AbstractVentilator‐associated pneumonia (VAP) is a type of hospital‐acquired infection with high mortality and morbidity rates that is seen in critically ill patients who are connected to mechanical ventilators in intensive care units. Conventional infection control measures may remain insufficient for control and prevention of VAP. In the present study, biofilms of most common pathogens, which are responsible for VAP, namely Pseudomonas aeruginosa, Acinetobacter baumannii, Staphylococcus aureus, and Candida albicans, were grown in the lumen of endotracheal tubes (ETs) under low shear to mimic the biofilm formation in clinical settings using the drip flow reactor system.
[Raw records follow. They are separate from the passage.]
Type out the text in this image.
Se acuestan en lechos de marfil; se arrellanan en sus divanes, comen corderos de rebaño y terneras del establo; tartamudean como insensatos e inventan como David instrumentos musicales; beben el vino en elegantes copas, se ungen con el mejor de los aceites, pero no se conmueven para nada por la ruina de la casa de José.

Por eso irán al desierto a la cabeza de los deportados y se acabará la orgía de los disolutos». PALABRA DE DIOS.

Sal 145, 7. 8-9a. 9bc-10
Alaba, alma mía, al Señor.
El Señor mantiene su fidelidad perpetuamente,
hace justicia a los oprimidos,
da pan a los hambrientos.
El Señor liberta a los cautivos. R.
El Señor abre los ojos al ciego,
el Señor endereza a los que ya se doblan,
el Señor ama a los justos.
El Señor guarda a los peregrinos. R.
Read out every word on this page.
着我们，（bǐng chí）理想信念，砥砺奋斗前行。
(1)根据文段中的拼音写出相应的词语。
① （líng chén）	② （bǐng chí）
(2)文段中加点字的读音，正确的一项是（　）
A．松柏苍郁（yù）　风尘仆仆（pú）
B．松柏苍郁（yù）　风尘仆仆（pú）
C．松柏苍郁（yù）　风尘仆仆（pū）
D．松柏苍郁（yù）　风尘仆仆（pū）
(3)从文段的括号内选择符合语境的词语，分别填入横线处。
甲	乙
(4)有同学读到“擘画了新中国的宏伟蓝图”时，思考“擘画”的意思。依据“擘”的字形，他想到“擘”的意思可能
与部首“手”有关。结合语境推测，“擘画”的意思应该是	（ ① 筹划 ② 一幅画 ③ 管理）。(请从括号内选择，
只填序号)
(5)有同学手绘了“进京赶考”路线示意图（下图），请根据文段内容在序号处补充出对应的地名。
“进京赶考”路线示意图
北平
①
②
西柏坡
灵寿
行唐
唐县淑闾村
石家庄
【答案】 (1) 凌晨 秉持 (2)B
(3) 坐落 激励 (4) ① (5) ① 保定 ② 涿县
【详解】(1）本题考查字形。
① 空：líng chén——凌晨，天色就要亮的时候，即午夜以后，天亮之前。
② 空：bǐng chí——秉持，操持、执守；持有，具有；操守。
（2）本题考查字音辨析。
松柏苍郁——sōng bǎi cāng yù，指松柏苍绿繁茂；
Antibiofilm efficacies of two different plasma treatment methods were tested on the biofilms that were grown in ETs. In the first method, deionized water (DIW), phosphate‐buffered saline (PBS) solution, and N‐acetylcysteine (NAC) solution were treated with air dielectric barrier discharge (DBD) plasma and then nebulized on the biofilms. In the second method, air plasma afterglow (APA), which was generated using a DBD jet electrode, was flown through the lumen of ETs. Effects of two different plasma treatment methods on biofilms were evaluated using colony‐counting and XTT assays. The quantity of extracellular polymeric substance (EPS) was evaluated with the safranin assay. Scanning electron microscopy (SEM) was used to visualize the effect of various plasma treatment methods on biofilms. Cytotoxic effects of two different plasma treatment methods were tested on the human tracheal epithelial cell line. Our results suggest that the nebulized plasma‐treated NAC solution had a superior antibiofilm effect as compared with DIW and PBS. Two different plasma treatment methods used effectively inactivated biofilms and significantly reduced the quantity of EPS without a significant damage to the human tracheal epithelial cell line. Furthermore, SEM images showed the inactivation of microbial cells mainly through membrane damage.